If the cost to provide HE was reduced by 50 to 75% there would be a substantial margin for error when economic, political, public or philanthropic vagaries affect finance; thereby offering greater funding stability.
Goldrick-Rab says of one of her reform suggestions, “Simplifying the FAFSA is a technocratic fix, not a transformative one - it won’t bring new money to the table.” Suppose we take the $70-100 billion Goldrick-Rab needs for her “sustainable shift” or the $146 billion per year she notes states should be contributing to/investing in HE and divide it up among the 500,000 or so faculty in the current system. That would be between $140,000-$292,000 per year to operate a professional practice in philosophy, history, economics, mathematics, law or any number of other disciplines.
Or suppose we take the $240 billion in grants, loans, work-study and tax credits she indicates is applied against the cost of HE for families, or the $8,000 (college) and $12,000 (university) that remains for them to pay in annual net tuition (after the $240 billion as been subtracted). Paid to an academic in private practice, that’s $480,000 per year for me to operate a philosophy practice providing the same services I did as a lecturer in universities.
I can operate a professional private academic practice (in philosophy) for $120,000 or less per year. This means there is enough funding in the $240 billion alone to finance 4 times as many faculty as there are now in America. Without constructing a single additional building or even spending the billions needed to repair the existing HE infrastructure, and without another single institutional faculty employee being hired, we could have an additional 1.5 million faculty providing HE service.
This is transformative change that requires less money from the current system (not more) and works to solve other problems that affect quality and access in HE, such as the available facilities and faculty (exploitation).

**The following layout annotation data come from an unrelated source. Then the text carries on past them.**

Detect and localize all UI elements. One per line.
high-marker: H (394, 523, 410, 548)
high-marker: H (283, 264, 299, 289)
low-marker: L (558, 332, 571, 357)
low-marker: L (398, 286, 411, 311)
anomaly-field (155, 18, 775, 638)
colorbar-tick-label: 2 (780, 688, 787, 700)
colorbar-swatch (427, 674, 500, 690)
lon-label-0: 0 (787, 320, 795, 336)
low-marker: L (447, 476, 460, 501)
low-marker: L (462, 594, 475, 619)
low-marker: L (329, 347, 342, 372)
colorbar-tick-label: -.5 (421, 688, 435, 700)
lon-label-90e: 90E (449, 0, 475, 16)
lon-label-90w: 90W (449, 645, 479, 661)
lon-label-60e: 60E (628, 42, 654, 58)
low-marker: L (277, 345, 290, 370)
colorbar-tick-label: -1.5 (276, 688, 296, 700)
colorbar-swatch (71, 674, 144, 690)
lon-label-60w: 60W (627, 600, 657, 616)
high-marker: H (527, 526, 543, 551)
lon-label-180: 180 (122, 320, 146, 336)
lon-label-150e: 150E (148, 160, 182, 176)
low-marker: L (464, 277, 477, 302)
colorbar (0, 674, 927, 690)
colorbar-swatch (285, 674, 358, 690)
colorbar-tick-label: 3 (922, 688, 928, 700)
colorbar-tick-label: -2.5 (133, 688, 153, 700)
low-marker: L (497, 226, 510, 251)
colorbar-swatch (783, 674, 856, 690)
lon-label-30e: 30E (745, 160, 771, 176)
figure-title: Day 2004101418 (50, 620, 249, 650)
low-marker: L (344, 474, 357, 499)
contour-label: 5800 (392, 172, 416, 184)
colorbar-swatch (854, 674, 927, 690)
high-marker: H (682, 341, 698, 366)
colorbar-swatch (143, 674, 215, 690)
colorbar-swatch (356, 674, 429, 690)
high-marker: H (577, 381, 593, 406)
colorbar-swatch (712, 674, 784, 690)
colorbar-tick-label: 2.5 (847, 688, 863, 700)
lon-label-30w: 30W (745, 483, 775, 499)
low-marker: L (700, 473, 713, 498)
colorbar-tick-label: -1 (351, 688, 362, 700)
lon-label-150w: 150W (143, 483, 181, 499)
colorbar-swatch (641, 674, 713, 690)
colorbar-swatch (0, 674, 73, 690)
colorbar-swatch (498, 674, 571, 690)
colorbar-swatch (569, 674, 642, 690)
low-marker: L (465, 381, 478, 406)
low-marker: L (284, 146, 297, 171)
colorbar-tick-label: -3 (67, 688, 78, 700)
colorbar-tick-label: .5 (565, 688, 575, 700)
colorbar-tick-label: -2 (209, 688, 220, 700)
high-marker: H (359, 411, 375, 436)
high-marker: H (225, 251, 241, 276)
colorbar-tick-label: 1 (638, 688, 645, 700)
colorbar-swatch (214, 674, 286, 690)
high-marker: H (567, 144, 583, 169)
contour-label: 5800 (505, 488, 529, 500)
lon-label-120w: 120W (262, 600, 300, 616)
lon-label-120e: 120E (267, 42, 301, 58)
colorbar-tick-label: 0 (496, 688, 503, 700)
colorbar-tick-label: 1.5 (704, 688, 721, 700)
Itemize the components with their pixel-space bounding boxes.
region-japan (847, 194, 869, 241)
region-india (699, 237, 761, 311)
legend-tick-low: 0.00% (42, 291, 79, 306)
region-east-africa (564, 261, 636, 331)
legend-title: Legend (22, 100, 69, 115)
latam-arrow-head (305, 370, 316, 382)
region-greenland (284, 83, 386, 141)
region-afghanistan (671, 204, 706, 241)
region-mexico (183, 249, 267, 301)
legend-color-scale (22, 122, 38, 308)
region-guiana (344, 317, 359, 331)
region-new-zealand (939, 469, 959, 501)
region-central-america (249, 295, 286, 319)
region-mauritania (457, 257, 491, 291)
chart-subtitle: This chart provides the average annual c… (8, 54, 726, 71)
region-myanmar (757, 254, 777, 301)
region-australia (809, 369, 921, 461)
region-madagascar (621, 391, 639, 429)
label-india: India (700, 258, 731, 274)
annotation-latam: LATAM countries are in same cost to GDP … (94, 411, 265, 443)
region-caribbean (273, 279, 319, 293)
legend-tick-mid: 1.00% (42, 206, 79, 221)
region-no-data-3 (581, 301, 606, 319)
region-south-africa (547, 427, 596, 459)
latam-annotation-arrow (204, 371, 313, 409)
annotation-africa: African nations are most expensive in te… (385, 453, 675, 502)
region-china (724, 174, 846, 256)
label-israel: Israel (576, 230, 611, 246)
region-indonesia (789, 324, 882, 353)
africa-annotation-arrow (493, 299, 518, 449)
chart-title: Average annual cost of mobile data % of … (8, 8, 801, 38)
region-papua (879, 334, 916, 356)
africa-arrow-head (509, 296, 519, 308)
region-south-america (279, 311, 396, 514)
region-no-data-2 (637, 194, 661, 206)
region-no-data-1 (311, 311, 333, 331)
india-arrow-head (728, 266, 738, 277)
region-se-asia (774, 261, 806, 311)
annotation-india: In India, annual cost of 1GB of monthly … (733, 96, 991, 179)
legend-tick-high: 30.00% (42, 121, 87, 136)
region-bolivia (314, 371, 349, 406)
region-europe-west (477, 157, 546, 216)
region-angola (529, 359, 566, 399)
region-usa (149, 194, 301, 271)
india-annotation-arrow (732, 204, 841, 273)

Such a reduction would make possible true universally-accessible HE, with financial support for not only tuition but also the opportunity costs associated with pursuit of HE. Such a reduction also means that current funding for social obligations other than HE would not only remain unmolested, but their available potential funding could increase. The research I have done reveals that PSA can achieve such a cost reduction. This is advocacy for students, faculty and society.
Well argued. The big advantage for PSA over other reform suggestions I've read is that it funds itself. This makes the model practicable, not some political posture or headlined show.
ReplyDeleteFunding for HE is vulnerable, especially so in the Recession times, as the current model of funding HE is largely subsidy education for the richer (college cost has risen higher and higher for the working class) using the money collected from the whole society, the majority of which is the middle & working class. This is other than unfair, unbalanced. An unbalanced model of funding is not sustainable. As soon as the economy is less than ok, the unbalance is aggravated and there occures a crisis for HE finance.
Therefore, asking for more funding to address the current problems is like a baby crying for more attention. Better yet let the baby learn to walk and eat on its own.